Well, many bisexuals characterize their sense of their identity as truer in some ways then a rigid sexuality, healthier, more individualistic.. "If, in other parts of our lives, we don't strive to be static beings, but value growth, development and change, why should our sexual beings be any different?" (Gibian 1992:4) Some also see it as inherently challenging oppression built into binary oppositions and "calling into question many of the fundamental assumptions of our culture" (Weise 1992:ix). Others point out that between "the zero, heterosexual end" of the Kinsey scale of sexual preference and six, "where gold-star gays and lesbians dwell," there are five points classifiable as bisexual, and that must mean something.(Queen 1991:19) Yet an identity based on the existing pattern of lesbian and gay identities, patterned in turn at least partially on tendencies of nationalist or ethnic identities, while it might provide solidarity and confidence to a bisexual population, could make for more friction and divisiveness in the non-heterosexual community. Despite her bisexual pride, Rebecca Shuster does not recommend a separate identity:

The current system relies on the segregation of heterosexuals and lesbians and gay men. If we proceed with a plan which asserts a hegemonous third1 category, we risk trivialization, division from the other two, and further ghettoizing our efforts. (Shuster 1991:271)

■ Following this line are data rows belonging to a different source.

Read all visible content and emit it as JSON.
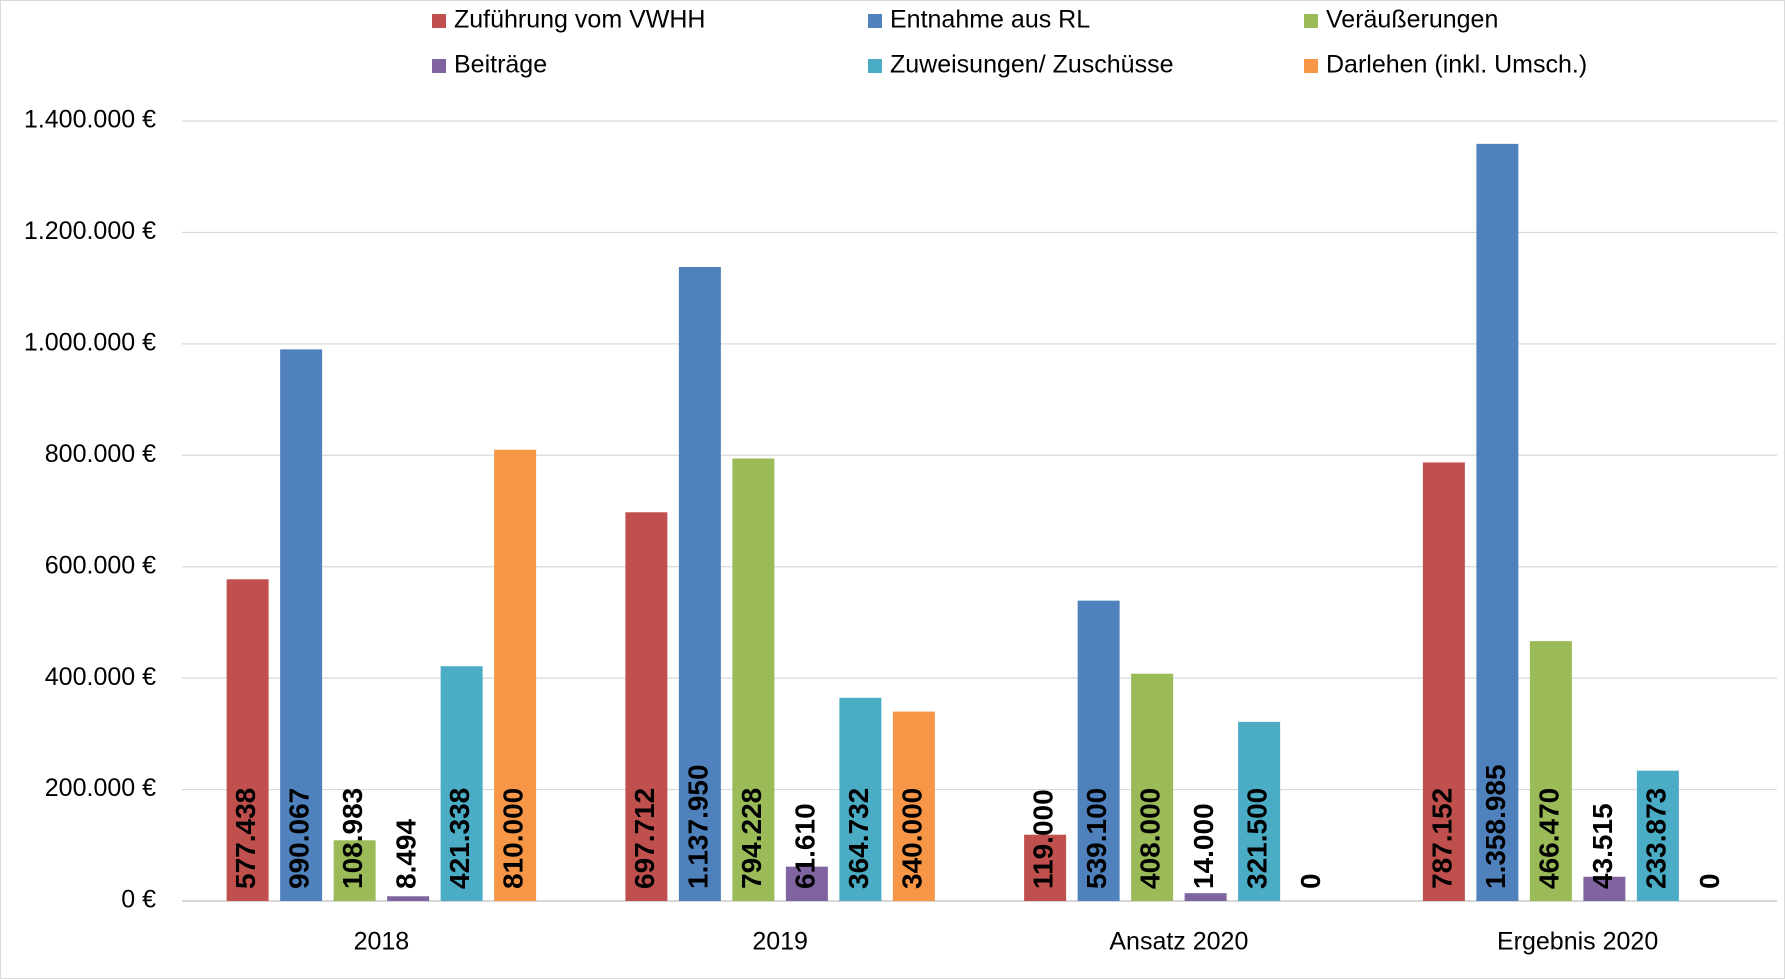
{
  "chart_data": {
    "type": "bar",
    "categories": [
      "2018",
      "2019",
      "Ansatz 2020",
      "Ergebnis 2020"
    ],
    "series": [
      {
        "name": "Zuführung vom VWHH",
        "color": "#c0504d",
        "label_color": "#000000",
        "values": [
          577438,
          697712,
          119000,
          787152
        ],
        "value_labels": [
          "577.438",
          "697.712",
          "119.000",
          "787.152"
        ]
      },
      {
        "name": "Entnahme aus RL",
        "color": "#4f81bd",
        "label_color": "#ffffff",
        "values": [
          990067,
          1137950,
          539100,
          1358985
        ],
        "value_labels": [
          "990.067",
          "1.137.950",
          "539.100",
          "1.358.985"
        ]
      },
      {
        "name": "Veräußerungen",
        "color": "#9bbb59",
        "label_color": "#000000",
        "values": [
          108983,
          794228,
          408000,
          466470
        ],
        "value_labels": [
          "108.983",
          "794.228",
          "408.000",
          "466.470"
        ]
      },
      {
        "name": "Beiträge",
        "color": "#8064a2",
        "label_color": "#000000",
        "values": [
          8494,
          61610,
          14000,
          43515
        ],
        "value_labels": [
          "8.494",
          "61.610",
          "14.000",
          "43.515"
        ]
      },
      {
        "name": "Zuweisungen/ Zuschüsse",
        "color": "#4bacc6",
        "label_color": "#000000",
        "values": [
          421338,
          364732,
          321500,
          233873
        ],
        "value_labels": [
          "421.338",
          "364.732",
          "321.500",
          "233.873"
        ]
      },
      {
        "name": "Darlehen (inkl. Umsch.)",
        "color": "#f79646",
        "label_color": "#000000",
        "values": [
          810000,
          340000,
          0,
          0
        ],
        "value_labels": [
          "810.000",
          "340.000",
          "0",
          "0"
        ]
      }
    ],
    "ylim": [
      0,
      1400000
    ],
    "yticks": [
      {
        "value": 0,
        "label": "0 €"
      },
      {
        "value": 200000,
        "label": "200.000 €"
      },
      {
        "value": 400000,
        "label": "400.000 €"
      },
      {
        "value": 600000,
        "label": "600.000 €"
      },
      {
        "value": 800000,
        "label": "800.000 €"
      },
      {
        "value": 1000000,
        "label": "1.000.000 €"
      },
      {
        "value": 1200000,
        "label": "1.200.000 €"
      },
      {
        "value": 1400000,
        "label": "1.400.000 €"
      }
    ],
    "grid": true,
    "legend": "top"
  }
}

However, who knows if such a plan would even work? Because bisexuality for a lot of people is based on fluidity, and because bisexuals are hard to recognize, because bisexuals do not always date their own kind, not that you could necessarily tell anyway, and because some bisexuals identify strongly "one way or the other," maybe a politicized (and limited in the process of definition and consolidation) identity would not be successful at all. Bisexuality is a boundary identity, and also is often characterized as a process or journey. A number of people stressed the individuality of the experience, and that the best way to visibility was through stories; the best way to explain their own personal sexualities was through their story (which makes coming out more tricky); these are things which do not translate well into an identity whose similarities override differences. Nor do the existing stereotypes exactly make it an attractive identity to claim. And some people just don't like other bisexuals that they've met, and wouldn't want to be identified in the same way:
Many bisexually identified people I meet... have a limited understanding of homophobia, coming as they often do from a place of expanding on a heterosexual identity. I rarely feel at home with them. (Queen 1991:20)
Another issue raised by the existence of a bisexual identity is that there are people who would not identify as such who could be placed in it (lesbian-identified women who sleep with men, or women who "become lesbians" as a feminist political choice, independently of their "real" sexual desires). This may well be a category which does not gibe with their own chosen political and personal/sexual identity.
  1. Or fourth, since lesbians and gay men often express strong differences and separate political goals and styles.